We just got back from a vacation at the Rockywald/Deephaven camps on Squam Lake in New Hampshire, which have been around since 1897. The kids and I had the run of the camp while my wife was attending knitting and sewing classes for the Squam Art Workshops. I could almost hear the clucking disapproval from the ghosts of the generations of Brahmins watching two smudge-faced Midwestern urchins hooting and hollering through their camp while their father sat around with a book.

But vacations are such a great time to sit down with a good book. Last year when we were at the camp,in addition to the two books I brought I read two we found in our cabin (Four Months on a Jap Whaler and an amazing old book about the adventures of Giovanni Battista Belzoni in Egypt.
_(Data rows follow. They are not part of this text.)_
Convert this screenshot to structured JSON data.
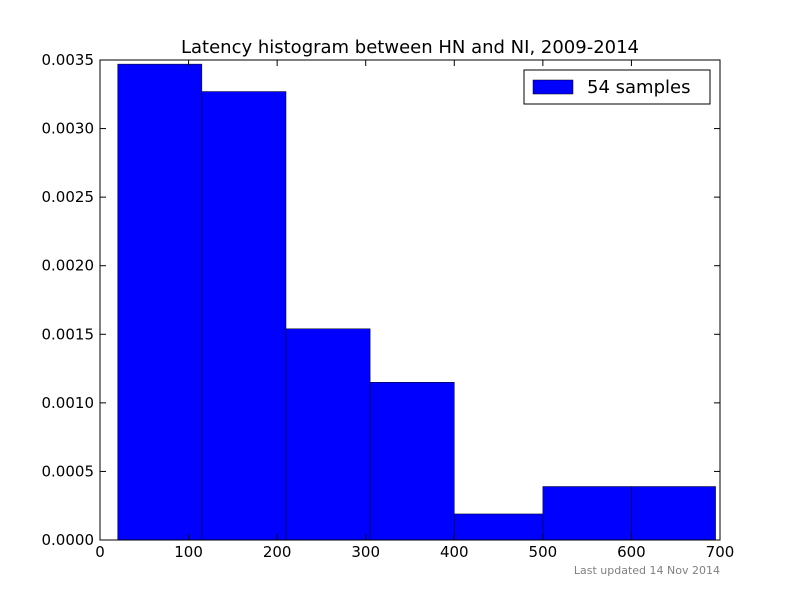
{
  "chart_data": {
    "type": "bar",
    "title": "Latency histogram between HN and NI, 2009-2014",
    "xlabel": "",
    "ylabel": "",
    "xlim": [
      0,
      700
    ],
    "ylim": [
      0,
      0.0035
    ],
    "xticks": [
      "0",
      "100",
      "200",
      "300",
      "400",
      "500",
      "600",
      "700"
    ],
    "yticks": [
      "0.0000",
      "0.0005",
      "0.0010",
      "0.0015",
      "0.0020",
      "0.0025",
      "0.0030",
      "0.0035"
    ],
    "bin_edges": [
      20,
      115,
      210,
      305,
      400,
      500,
      600,
      695
    ],
    "series": [
      {
        "name": "54 samples",
        "color": "#0000ff",
        "values": [
          0.00347,
          0.00327,
          0.00154,
          0.00115,
          0.00019,
          0.00039,
          0.00039
        ]
      }
    ],
    "grid": false,
    "legend_position": "top-right",
    "footnote": "Last updated 14 Nov 2014"
  }
}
Those old books are one of my favorite parts of the camp: every TV-less cabin is stocked with vacation reading orphaned by generations of campers, and the library has hundreds more such books. It's a fascinating history of the reading patterns of a certain peculiar population in a very particular context. Here were some of my favorite titles I pulled from the shelves:


Every day while we waited for my wife to return to the main camp area for lunch, the kids and I would sit in the library and read old orphaned children's books. Their favorite was some 1940s story called The Green Ghost. The books I brought with me weren't much more sophisticated than these silly ones: Adventures, easy reading. But still a good reminder of how much I've always enjoyed getting lost in these things.